Well, all those good feelings on Wall Street may have proven a bit premature after all. How uncharacteristic for the analysts to have gotten a little ahead of themselves, inflated a few earnings projections, dramatically called for the end of the bear market. In my years of watching this game, I've hardly ever known the analysts to be wrong.

Why just last week we were told that it was time to pile into stocks again. Never mind that the rally was rather well along its path and that a few cracks were showing in the earnings reports. Never mind that the great spending uptick everybody said would have begun to materialize by now has not or that the companies whom the spending was supposed to benefit said they don't see it happening. And please ignore the increasing unemployment rate.

As of April, May, and June, the arrows had turned nowhere but up in the land of technology, which is where I ply most of my investment dollars. I was called a fool to have sold my shares of Intel and Sun into the strength of this rising. That they had both reached P/E ratios greater than 50 was not relevant. The war was over, the second half was around the corner, and if we could get through summer without hitting that summer slump, fall would be gravy.

That has turned out to be a classic big IF. Stocks are going the other way. Intel is below $25 and Sun is around $4.50. The emotions now seem primed to switch from "I'd better get into this rally and make up for lost time" to "I'd better get out of this rally while the gettin's good".

The latter was my thought about a month ago.
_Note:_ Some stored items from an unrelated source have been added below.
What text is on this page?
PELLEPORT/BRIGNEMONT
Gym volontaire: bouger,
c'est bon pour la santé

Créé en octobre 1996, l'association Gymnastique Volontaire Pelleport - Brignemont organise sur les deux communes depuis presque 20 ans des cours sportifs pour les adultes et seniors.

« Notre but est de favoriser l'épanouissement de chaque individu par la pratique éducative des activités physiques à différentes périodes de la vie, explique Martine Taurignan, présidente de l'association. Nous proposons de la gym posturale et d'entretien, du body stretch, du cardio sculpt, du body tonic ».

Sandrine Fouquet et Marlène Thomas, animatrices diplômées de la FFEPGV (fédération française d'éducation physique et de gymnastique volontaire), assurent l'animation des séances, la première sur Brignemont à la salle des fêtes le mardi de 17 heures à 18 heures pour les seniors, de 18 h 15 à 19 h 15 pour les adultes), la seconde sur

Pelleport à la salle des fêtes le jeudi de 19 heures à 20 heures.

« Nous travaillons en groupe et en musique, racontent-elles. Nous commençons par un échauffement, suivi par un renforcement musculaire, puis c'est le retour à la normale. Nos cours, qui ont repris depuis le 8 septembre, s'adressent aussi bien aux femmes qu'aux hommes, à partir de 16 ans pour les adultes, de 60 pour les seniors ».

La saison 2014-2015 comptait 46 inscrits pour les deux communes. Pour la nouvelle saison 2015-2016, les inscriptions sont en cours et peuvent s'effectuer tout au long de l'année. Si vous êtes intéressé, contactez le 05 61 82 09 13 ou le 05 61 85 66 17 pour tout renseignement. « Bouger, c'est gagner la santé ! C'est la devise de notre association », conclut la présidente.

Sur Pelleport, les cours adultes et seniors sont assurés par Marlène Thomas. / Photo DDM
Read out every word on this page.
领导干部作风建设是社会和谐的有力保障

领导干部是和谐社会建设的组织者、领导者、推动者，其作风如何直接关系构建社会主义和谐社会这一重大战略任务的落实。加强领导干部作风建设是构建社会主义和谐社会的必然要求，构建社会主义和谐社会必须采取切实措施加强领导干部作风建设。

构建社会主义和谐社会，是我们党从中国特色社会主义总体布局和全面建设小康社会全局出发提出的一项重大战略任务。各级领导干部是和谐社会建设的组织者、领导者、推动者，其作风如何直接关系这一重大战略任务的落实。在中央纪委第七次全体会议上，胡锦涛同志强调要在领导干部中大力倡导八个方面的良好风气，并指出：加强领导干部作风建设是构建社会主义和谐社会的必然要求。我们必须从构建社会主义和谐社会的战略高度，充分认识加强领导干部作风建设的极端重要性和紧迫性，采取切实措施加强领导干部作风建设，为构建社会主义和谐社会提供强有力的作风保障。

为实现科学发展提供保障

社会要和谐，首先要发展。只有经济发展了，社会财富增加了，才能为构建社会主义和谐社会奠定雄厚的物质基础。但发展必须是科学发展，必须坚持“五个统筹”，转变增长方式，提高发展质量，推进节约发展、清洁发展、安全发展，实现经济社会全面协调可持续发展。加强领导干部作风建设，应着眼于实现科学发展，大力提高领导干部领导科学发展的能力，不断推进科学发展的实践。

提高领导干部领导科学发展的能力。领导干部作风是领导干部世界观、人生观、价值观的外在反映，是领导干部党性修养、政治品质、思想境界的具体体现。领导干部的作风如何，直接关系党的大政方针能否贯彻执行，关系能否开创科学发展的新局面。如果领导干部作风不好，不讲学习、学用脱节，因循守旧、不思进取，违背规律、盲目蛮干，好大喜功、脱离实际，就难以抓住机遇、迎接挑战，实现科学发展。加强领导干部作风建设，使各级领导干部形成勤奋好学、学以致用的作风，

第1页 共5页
I never get it perfectly right, but I generally get close. I bought Intel at $14.50 and Sun at several prices averaging to $2.90. I sold them both a little too soon at $21.50 and $5.10 respectively, and am keeping an eye on lower prices. I will buy both again, probably when the news is lamenting that technology just can't seem to get its traction. "Things looked good back in May, June, and early July," they'll write. "Intel even doubled its second quarter profits. Unfortunately, it wouldn't say that the economy was better. Then IBM refused to say that the economy was getting better. Now it looks to us that the economy isn't better."

It's not a bad idea to listen to the companies you intend to buy. When they say that the economy is not improving quickly and that spending is not picking up, they probably mean it.

All this madness is par for the course and a blessing, actually. It enables smart folks like you to chuckle and sell when the headlines are good, then chuckle and buy when the headlines are bad. When I bought Intel at $14.50, it was the end of the chip era -- according to the news. When I bought Sun at $2.90, it was the end of the workstation. When I sold each, it was the beginning of an Intel chip upgrade cycle and a Sun Linux revolution.

I think soon we'll be back to a hopeless future and tantalizing prices. And then we'll buy.